Some companies have proposed first automating the highway part—which comprises over 90% of long-haul trucking—and using human drivers to handle the trickier navigation around cities. But Aurora, which collaborates with FedEx, Uber Freight, and Werner, says that it will be able to automate the entire trip by the end of 2023. “We think you have to actually do driving that is useful,” says Aurora CEO Chris Urmson (who previously led Google’s self-driving car project). “And that means it has to start somewhere and end somewhere.”
Rachel Binder, a senior intelligence analyst at CB Insights, says that the highway part of trucking could soon be automated, but she expects full autonomy to take another 5 to 10 years. And it takes a long time for technology to go from possible to ubiquitous. “The investment necessary to create a fleet of robots that would meaningfully change the dynamics in the labor market is significant,” says Johnson-Roberson about automated trucking.

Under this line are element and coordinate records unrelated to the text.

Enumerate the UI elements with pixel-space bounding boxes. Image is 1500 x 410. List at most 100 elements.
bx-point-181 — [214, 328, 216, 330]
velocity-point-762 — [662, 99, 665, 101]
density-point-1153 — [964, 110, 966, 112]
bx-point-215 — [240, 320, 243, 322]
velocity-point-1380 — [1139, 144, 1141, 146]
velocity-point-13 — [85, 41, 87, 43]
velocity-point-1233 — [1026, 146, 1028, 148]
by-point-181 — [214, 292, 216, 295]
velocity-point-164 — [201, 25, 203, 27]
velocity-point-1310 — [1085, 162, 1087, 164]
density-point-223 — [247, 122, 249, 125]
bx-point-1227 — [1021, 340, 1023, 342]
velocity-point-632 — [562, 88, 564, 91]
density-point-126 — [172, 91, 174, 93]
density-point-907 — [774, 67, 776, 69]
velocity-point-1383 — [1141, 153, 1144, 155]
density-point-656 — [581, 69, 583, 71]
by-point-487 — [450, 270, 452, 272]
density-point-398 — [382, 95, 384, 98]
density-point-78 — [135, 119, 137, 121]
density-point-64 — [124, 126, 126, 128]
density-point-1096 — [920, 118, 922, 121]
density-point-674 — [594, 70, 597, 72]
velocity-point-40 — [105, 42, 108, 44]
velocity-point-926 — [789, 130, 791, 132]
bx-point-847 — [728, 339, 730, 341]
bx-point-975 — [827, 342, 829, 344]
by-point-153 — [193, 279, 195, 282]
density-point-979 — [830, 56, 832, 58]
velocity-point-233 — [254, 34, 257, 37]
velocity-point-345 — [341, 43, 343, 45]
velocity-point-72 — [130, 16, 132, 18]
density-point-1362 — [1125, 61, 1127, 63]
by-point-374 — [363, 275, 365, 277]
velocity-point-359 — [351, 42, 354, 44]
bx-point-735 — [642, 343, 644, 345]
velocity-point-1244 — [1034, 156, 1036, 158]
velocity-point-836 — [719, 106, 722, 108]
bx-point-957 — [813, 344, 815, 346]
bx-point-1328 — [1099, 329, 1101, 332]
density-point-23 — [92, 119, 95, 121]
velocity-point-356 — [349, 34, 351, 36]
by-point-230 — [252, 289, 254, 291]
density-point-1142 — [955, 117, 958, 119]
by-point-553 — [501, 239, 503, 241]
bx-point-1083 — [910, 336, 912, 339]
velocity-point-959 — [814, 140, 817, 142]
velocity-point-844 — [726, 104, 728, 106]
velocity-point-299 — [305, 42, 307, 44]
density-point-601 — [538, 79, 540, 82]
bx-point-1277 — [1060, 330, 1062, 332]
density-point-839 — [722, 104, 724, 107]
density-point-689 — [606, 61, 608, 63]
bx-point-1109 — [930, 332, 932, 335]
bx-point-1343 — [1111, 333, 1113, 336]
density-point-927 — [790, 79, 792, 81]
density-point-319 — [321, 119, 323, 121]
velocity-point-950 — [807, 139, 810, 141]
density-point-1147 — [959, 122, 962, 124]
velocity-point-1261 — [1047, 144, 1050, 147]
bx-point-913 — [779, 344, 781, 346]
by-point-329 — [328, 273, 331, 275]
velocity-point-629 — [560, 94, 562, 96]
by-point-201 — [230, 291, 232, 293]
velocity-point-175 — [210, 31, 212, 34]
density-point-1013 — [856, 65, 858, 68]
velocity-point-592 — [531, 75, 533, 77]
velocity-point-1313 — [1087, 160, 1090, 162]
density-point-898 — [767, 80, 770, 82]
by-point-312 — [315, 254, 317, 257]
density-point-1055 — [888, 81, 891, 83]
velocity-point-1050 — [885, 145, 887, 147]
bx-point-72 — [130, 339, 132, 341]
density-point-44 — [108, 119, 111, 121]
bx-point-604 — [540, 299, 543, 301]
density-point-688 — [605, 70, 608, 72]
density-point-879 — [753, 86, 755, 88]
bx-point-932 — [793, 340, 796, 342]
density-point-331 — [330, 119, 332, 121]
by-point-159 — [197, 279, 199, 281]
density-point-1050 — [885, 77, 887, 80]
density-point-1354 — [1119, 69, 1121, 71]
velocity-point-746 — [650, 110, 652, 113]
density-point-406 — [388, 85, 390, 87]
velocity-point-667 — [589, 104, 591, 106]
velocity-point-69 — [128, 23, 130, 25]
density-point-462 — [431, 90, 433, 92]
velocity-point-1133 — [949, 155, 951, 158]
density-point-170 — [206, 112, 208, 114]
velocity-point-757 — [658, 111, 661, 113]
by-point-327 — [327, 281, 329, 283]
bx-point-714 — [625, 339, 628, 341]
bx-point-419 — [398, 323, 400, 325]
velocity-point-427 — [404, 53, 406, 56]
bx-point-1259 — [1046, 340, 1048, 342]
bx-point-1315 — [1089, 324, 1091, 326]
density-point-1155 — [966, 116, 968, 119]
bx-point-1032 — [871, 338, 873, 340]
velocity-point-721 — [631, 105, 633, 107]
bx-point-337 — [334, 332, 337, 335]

If automation fully takes over the trucking industry, it could ultimately replace up to 400,000 jobs, according to a 2020 Cornell University study. But will people miss those jobs? Even today, it’s hard to find people to take them. In 2021, the U.S. had about 80,000 unfilled driving positions, estimates the American Trucking Associations.
JOBS ARE GOING AWAY—SOMEDAY
Today, economic, demographic, and cultural forces are uniting to push demand for labor-saving robotics at the same time that burgeoning AI technology is making radically smarter machines possible. Robots always start with the most mundane tasks. But as technology evolves, even roles that require a fair amount of human dexterity and judgement are falling under that definition.
None of this is happening in the next year or two, though. The 5, 10, or more years it takes for robots to catch up in both capability and numbers offer time for the current and next generation of workers to learn more advanced skills beyond what machines can do. And those skills could earn them more money, in more interesting jobs. Rather than people losing their employment to machines, the machines may simply fill in for occupations that people no longer want to do anyway.